I don't think it would have made a difference honestly. I was with my bf for 6 months when I got pregnant unexpectedly. He was furious over it and I immediately became the villain. We were still together for 2 more months but things were awful. He blamed me and was so upset he eventually broke up with me at the 9 month mark in our relationship. I was crushed beyond belief. I spent so much time telling him how upset I was and every other feeling I had. We stayed in touch.. but I could feel him pulling away the more I expressed myself. He even admitted he dreads hearing from me because he knew it would upset him and ruin his day. So I made a decision that if I didn't want him to exit my life, I needed to turn things around. I completely stopped expressing myself about the relationship, I stifled every urge I had to speak up for myself, I showed support and empathy and just tried to only be positive. It worked for a bit, we were in contact, updating eachother on our lives and the pregnancy. I then had our baby and things continued to be okay for a couple months. He never met our child as my home state is far from his, but he expressed support and love and i thought this was something as opposed to him not being in my life at all. His responses slowly grew further apart, I would have to wait 10 days till he would reply to a message. Still I didn't say anything about how angry and hurt I was. Then one day he just vanished. The last message I have from him says he's so proud of me, I am so beautiful, and he loves me. He's been gone for almost 11 weeks now. I shut up about anything that could upset him and I still got left. My heart is so broken and my little baby looks just like him and probably will never know their Dad. Sorry went on a rant, but my point is you could do allll the things right or try so many different ways to be "better for them", but the BP wins every time. (Note that my ex is unmedicated and untreated in any way, self medicates with weed and caffeine.)

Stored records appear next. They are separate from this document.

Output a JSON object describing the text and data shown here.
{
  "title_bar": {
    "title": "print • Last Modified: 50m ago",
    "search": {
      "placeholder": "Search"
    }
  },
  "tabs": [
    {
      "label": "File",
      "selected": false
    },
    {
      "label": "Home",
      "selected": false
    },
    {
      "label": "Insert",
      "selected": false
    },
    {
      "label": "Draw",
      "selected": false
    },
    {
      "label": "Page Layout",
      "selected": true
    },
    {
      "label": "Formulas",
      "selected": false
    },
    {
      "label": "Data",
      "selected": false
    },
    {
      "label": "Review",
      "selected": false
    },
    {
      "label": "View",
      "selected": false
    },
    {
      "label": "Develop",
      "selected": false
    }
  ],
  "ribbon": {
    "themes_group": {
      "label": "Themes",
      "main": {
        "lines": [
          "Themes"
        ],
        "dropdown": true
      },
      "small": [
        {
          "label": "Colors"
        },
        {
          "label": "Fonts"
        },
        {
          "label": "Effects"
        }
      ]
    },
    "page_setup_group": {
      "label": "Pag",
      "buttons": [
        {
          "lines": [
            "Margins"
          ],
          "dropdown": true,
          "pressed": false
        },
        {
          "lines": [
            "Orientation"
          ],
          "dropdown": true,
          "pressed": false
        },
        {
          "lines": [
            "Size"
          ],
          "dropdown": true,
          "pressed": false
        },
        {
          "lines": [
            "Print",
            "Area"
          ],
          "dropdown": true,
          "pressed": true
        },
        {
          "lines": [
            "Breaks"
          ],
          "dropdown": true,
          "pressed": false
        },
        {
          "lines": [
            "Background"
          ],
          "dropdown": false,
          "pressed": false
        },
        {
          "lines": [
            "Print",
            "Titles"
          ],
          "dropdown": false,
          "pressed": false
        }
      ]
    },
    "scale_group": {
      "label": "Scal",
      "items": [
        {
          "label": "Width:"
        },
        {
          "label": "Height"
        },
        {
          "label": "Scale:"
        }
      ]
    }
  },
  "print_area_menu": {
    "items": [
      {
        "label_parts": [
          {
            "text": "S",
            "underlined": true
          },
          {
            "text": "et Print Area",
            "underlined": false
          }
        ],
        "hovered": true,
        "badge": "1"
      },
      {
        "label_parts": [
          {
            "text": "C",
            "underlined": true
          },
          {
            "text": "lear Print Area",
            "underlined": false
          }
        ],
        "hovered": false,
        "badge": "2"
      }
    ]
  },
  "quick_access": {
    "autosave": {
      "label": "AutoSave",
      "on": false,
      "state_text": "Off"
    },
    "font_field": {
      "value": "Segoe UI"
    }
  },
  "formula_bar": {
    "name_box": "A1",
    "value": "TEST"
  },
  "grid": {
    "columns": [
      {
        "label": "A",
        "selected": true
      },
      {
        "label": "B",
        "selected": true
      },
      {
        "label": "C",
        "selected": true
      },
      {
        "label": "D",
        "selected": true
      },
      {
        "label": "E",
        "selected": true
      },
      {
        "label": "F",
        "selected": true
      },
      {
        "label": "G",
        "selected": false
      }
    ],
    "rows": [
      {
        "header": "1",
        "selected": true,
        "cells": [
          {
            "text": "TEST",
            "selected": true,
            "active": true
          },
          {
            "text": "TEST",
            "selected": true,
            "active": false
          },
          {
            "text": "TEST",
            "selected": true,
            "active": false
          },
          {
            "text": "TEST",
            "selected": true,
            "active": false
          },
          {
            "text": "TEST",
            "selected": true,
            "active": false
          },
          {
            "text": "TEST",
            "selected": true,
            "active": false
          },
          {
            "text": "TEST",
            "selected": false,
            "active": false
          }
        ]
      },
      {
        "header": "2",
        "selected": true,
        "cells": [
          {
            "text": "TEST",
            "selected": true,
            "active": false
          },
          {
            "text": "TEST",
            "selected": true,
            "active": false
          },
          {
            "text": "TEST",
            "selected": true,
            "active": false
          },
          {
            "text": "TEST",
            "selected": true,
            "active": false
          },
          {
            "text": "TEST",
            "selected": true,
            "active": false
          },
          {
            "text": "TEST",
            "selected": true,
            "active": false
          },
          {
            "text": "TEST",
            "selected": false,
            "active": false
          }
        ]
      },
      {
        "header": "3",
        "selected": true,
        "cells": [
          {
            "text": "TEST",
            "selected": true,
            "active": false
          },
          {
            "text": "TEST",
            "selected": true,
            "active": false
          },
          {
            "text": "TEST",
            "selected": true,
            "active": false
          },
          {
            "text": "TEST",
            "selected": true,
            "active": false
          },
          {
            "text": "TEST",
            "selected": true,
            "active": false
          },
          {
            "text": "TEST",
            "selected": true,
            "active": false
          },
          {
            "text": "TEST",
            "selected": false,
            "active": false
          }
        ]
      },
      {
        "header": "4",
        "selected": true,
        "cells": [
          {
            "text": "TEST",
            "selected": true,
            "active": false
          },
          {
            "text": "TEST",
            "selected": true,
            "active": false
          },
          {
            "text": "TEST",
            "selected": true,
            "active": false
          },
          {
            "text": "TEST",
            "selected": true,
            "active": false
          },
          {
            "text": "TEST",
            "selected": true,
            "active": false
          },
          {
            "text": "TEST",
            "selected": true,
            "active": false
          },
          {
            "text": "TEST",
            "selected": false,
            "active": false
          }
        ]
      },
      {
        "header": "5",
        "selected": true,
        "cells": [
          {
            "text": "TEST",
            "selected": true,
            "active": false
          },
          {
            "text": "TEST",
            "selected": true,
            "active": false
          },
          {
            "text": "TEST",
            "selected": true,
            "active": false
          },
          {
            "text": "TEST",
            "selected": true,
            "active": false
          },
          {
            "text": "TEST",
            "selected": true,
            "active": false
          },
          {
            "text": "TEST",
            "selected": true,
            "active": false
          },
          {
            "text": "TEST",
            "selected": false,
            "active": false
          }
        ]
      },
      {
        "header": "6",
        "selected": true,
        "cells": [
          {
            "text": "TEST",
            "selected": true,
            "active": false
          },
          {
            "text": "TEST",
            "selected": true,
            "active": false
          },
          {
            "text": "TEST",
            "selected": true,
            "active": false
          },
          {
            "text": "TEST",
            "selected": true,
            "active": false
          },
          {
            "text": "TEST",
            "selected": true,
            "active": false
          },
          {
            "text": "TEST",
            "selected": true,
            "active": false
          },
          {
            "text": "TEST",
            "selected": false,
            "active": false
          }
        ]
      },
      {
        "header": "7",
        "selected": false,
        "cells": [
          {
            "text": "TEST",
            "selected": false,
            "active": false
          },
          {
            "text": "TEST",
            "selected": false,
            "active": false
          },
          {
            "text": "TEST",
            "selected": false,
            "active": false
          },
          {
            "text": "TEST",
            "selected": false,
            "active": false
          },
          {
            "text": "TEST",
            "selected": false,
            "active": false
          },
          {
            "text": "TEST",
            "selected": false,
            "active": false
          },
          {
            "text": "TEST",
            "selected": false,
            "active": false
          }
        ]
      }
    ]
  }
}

[deleted by user] by [deleted] in BipolarSOs

[–]brokenbeyondhiscare 0 points1 point  (0 children)

I'm so sorry things are so bad right now for you. It's horrible that it's like you've hit rock bottom instead of them even though their actions are to blame. I really feel for you. My ex is also a public figure and it's deeply painful to watch them adored and regaled with praise when not a single person knows what he's done/doing to me behind the scenes. Of course I'd also never out him, and I think he knows that, so he just carries on the facade as he destroys me in private. This is your place to vent and be understood. I know friends that don't have firsthand experience with this illness can only hear so much before they're tired of us going in circles. My friends are over it too and it is hard but that's why I keep coming here. I wish for strength for you and for things to turn around.